In Living Memory: a people’s history of post-war Lewisham

Goldsmiths is the delivery partner for ‘In Living Memory’, a Lewisham Borough of Culture 2022 heritage initiative.

Primary page content

In Living Memory celebrates Lewisham’s diversity and heritage for London Borough of Culture 2022. It empowers Lewisham’s communities to tell their own stories, presenting them through traditional means as well as artistic and cultural activities and events.  

A series of community-led projects were selected from around 70 expressions of interest. They have been supported to undertake primary research into their chosen topic, gathering the memories of local people and developing them into striking cultural activities that unfolded across 2022. 

The community-led projects received training, academic advice, access to Goldsmiths campus and library, support from our talented students and guidance to help them realise their creative ambitions. 

Alongside the community-led projects, Goldsmiths is working with a range of academic, heritage and community stakeholders to develop plans for a new digital archive and online museum. 

The programme launched in late February 2022 with a prologue event responding to the opening chapter of Booker Prize longlisted novel, Light Perpetual, by award-wining author, Francis Spufford, describing a 1944 V2 rocket attack that destroyed shops on New Cross Road. 

Find out about how the projects have transformed our understanding of Lewisham’s post-war history, below. 

Projects

Pioneers and protests by IRIE! dance theatre

Based at the historic Moonshot Centre, this project is inspired by the powerful legacy of the 1981 Black People’s Day of Action. It will work with young people and the wider community to gather and share memories and archive material, inspiring a series of creative activities including dance, film and public art.

Lewisham underwater: Remembering Lewisham’s 1968 floods by Quaggy Waterways Action Group (QWAG) and Lewisham Council

On 15 September 1968, following days of torrential rain, much of Lewisham found itself under water. This project will gather the memories of local people who were affected, connecting an event over 50 years ago with the current climate emergency. Proposed cultural activities include street art, family-friendly fun on Lewisham’s rivers, and even a new ‘Flood beer’.

Tomorrow is built today: Lewisham Black-led community self-build by Tim Oshodi

The untold story of Lewisham’s pioneering black-led self-build movement will be told through the memories of those who overcame institutional barriers and racist arson attacks to create award winning eco-homes on Nubia Way in Downham. Creative interpretations of compelling audio-visual documentation will engage a new generation alongside self-build demonstrations and virtual tours.

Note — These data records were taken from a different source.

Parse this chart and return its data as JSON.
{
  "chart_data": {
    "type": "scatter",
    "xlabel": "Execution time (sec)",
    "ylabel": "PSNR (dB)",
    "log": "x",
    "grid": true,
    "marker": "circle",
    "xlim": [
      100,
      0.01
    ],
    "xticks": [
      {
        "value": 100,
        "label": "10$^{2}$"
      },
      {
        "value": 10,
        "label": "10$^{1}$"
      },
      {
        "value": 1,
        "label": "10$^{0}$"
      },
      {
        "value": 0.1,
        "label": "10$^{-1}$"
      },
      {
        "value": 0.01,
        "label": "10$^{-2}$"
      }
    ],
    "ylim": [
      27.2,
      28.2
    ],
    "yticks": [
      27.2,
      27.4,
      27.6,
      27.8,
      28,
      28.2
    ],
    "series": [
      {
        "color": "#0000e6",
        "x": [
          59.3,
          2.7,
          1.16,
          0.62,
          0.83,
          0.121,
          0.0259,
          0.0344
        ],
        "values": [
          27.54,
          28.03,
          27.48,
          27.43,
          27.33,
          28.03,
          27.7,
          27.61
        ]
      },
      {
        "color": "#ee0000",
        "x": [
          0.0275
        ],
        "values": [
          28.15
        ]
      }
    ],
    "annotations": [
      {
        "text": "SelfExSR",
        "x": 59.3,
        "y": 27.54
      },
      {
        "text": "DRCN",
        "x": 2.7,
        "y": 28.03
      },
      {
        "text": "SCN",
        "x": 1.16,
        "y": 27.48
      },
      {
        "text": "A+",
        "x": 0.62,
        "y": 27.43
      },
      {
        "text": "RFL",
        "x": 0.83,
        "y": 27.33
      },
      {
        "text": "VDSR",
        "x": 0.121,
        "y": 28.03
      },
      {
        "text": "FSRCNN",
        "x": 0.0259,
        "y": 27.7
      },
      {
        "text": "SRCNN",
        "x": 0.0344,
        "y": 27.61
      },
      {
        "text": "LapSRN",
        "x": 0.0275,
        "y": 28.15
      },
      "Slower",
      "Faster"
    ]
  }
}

Where to, now that the sequins have gone? by Paul Green

This project will uncover the histories of Lewisham’s lost gay venues that thrived from the 1970s – 90s by gathering the memories and stories of the people who created informal communities responding to social and political challenges, and the AIDS crisis. It will explore different generations’ perceptions around gentrification and the loss of these physical queer spaces, as well as how the internet has allowed the LGBTQ+ community to find peer support in a digitally connected world.

A Caribbean couturier in Lewisham by Joy Prime

Part of the Windrush Generation, Joy’s mother travelled to London in 1963 to begin a new life in Lewisham. Although she was an accomplished fashion designer and tailor, her skills were not recognised in the UK and she was forced to find work as a seamstress in Lewisham’s garment factories. Inspired by Joy’s story, this project will explore the forgotten textile legacies of the women of the Windrush Generation through design collaborations.

In/Visible Labour by Anila Ladwa and Maternity Voices Partnership

Birthing Lewisham will be a programme of audio-visual works that bring together the radical and resilient experiences of collective family making by diverse communities, midwives, care-workers and through family generations and their support networks. Created by families from across the borough, the programme will highlight the social and emotional labour through post war history that has contributed to Lewisham’s community cultural activism to date.